The Creagan Plaintiffs’ position fails at two levels. First, Great West’s obligation under the Brokerage Endorsement was never triggered because the “insurance you [Kirsch] require” was “collectible” and indeed was collected when Artisan exhausted its policy limits in the Ohio interpleader action. Second, even if the Artisan policy was not the “insurance you require,” Great West would be entitled to a dollar-for-dollar offset for the Artisan payments anyway pursuant to Section B.3 because those payments were made “on behalf of the ‘motor carrier’ [Natex].” The Court therefore GRANTS Great West’s Motion for Summary Judgment (ECF 106) and DENIES the Creagan Plaintiffs’ Motion for Summary Judgment (ECF 107). The Clerk of Court is directed to enter judgment in favor of Great West and against Kirsch and the Creagan Plaintiffs.
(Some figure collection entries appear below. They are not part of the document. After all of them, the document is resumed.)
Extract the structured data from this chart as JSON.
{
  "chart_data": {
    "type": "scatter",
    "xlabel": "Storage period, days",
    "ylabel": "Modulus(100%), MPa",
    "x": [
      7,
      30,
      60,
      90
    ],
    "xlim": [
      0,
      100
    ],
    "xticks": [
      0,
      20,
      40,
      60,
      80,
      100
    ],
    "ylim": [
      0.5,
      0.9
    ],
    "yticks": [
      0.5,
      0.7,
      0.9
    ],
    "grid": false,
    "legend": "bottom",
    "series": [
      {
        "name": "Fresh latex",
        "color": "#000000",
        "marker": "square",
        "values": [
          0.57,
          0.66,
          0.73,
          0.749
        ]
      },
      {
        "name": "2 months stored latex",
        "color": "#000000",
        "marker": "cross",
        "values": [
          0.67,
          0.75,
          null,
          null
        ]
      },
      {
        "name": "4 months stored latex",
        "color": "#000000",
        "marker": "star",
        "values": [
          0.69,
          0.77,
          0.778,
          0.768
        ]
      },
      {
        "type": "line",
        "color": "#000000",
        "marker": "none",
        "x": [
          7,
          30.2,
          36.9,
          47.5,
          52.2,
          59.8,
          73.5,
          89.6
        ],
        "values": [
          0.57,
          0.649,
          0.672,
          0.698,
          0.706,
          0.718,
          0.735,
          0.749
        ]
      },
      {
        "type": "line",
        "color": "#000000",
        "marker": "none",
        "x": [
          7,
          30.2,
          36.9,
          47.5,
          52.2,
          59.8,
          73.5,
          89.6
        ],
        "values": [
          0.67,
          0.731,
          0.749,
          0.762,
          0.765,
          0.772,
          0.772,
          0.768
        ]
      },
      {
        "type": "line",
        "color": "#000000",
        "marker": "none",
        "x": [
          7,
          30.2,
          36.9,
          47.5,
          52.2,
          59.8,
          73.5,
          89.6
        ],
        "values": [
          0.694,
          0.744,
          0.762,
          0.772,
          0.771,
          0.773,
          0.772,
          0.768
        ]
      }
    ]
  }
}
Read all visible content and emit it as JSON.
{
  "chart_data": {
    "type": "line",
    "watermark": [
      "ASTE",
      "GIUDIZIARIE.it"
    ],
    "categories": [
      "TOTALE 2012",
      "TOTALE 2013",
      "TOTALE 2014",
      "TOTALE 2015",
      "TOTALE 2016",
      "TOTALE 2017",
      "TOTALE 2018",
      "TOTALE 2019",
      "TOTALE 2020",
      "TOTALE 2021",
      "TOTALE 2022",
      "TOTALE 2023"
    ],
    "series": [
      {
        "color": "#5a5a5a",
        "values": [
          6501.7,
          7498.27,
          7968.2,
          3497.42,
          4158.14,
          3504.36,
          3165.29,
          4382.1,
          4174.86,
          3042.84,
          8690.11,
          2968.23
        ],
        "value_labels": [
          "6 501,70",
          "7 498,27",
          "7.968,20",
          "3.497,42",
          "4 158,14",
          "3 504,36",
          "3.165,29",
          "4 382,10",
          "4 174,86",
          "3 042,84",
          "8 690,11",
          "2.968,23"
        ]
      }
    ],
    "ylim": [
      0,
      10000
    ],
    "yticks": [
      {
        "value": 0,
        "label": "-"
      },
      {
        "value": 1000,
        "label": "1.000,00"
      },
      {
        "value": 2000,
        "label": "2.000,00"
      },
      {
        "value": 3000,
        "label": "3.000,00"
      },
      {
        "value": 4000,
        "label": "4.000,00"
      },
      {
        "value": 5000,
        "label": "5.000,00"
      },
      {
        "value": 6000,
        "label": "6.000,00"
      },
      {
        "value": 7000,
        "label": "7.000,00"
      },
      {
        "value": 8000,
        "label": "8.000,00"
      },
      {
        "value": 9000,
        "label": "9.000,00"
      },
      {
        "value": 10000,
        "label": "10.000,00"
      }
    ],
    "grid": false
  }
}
In granting summary judgment for Great West, the Court has not overlooked the possible discrepancy of $152.88 in the amount paid by Artisan. The Court simply concludes that this discrepancy does not preclude the entry of summary judgment because: (a) it appears to be the result of a mathematical anomaly or rounding error, which is not enough in these circumstances to create a genuine issue of disputed fact as to the accuracy of the testimony from the Artisan corporate representative that “the million dollars was — was paid out”; and (b) even if Artisan really did pay only $999,847.88, no reasonable factfinder could conclude that the remaining $152.88 was not also “collectible” for purposes of Section B.1.b of the Brokerage Endorsement had someone noticed the shortfall. The Court therefore grants summary judgment for Great West on the $152.88 discrepancy just as it does in all other respects.

IT IS SO ORDERED.

Dated: November 7, 2023                                                                                                 

STEPHEN H. LOCHER

U.S. DISTRICT JUDGE

Footnotes

  1. The Creagan Plaintiffs argue that the first coverage action is also relevant because it shows that Great West should be judicially estopped from raising one of the arguments on which Great West relies here. (ECF 117, pp. 13–15.) The Court disagrees. Because the first coverage case involved a different policy with different provisions, judicial estoppel does not apply. Moreover, Great West’s other arguments would entitle it to summary judgment anyway, and thus the issue of judicial estoppel is immaterial to the outcome.